Le centaure Chiron est au centre de l'image. Ce personnage hybride de la mythologie est traité de manière burlesque : la partie du cheval est luisante et musclée, fièrement cambrée, mais sa position assise rappelle plutôt celle d'un chien, et il porte un tapis de selle à rayures de couleur, attaché par une sangle, qui pourrait tout aussi bien lui servir de robe de chambre. Mais c'est surtout sa partie humaine qui relève du comique d'aspect : il a une poitrine creuse et poilue, un ventre proéminent, et il est vêtu d'un bonnet de nuit, ce qui instaure un décalage burlesque avec le sérieux du mythe d'origine. Il est dessiné comme un maître d'école, avec des bésicles sur le nez et un fouet sous le bras, ce qui nous renseigne sur sa méthode éducative...

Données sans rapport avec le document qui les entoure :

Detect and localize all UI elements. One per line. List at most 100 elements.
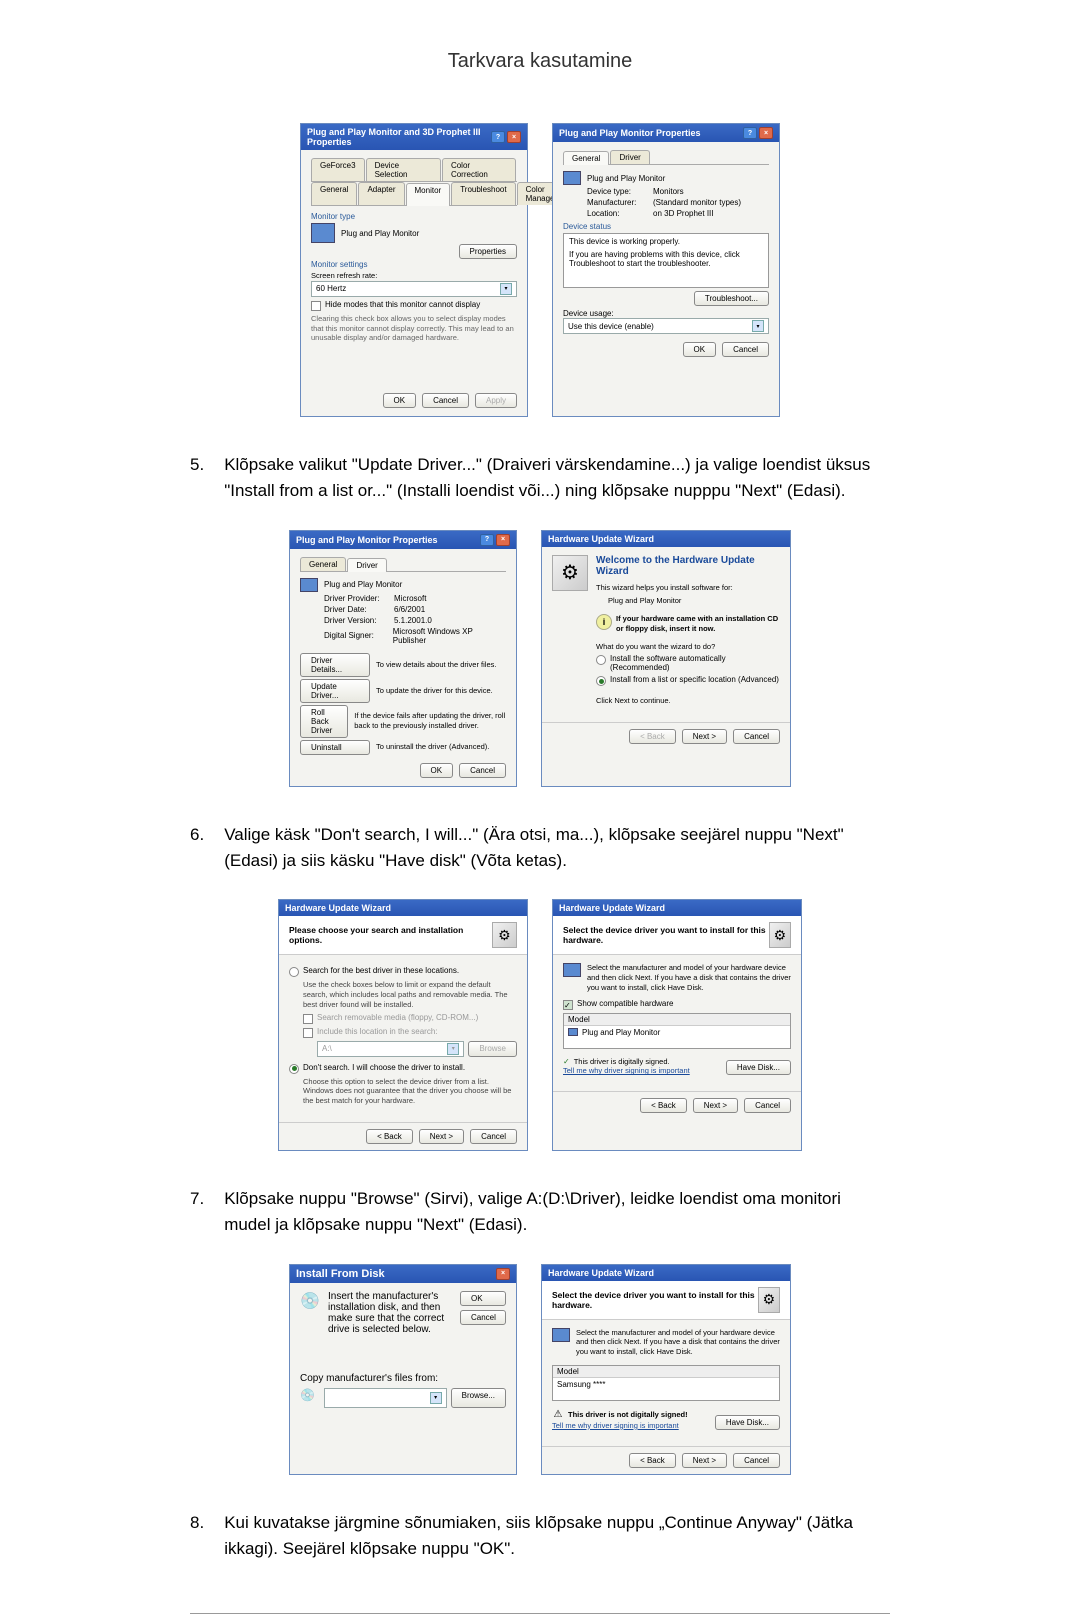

Il montre un cahier au petit Achille, qui se gratte désespérément la tête et n'arrive manifestement pas à déchiffrer l'alphabet dont on lui désigne une lettre avec une baguette. L'apparence de l'élève est grotesque, avec un ventre distendu qui peut évoquer une enfance quelque peu oisive, bien différente de celle des Achille classiques.

La dimension parodique est accentuée par le quatrain qui accompagne l'image :

L'inflexible Chiron faisant chaque matin
Endéver bien souvent son élève mutin. (enrager)
Las ! que de professeurs rompent nos jeunes têtes
Et sans être sans torts sont plus qu'à moitié bêtes.

(Iliade. Traduction philosophique de Mr Pantin)

Un tel traitement démythifiant sera plus tard repris par Jacques Offenbach, dans son opéra-bouffe La Belle Hélène (1864), qui donnera au + bouillant Achille ; une allure aussi peu noble et héroïque.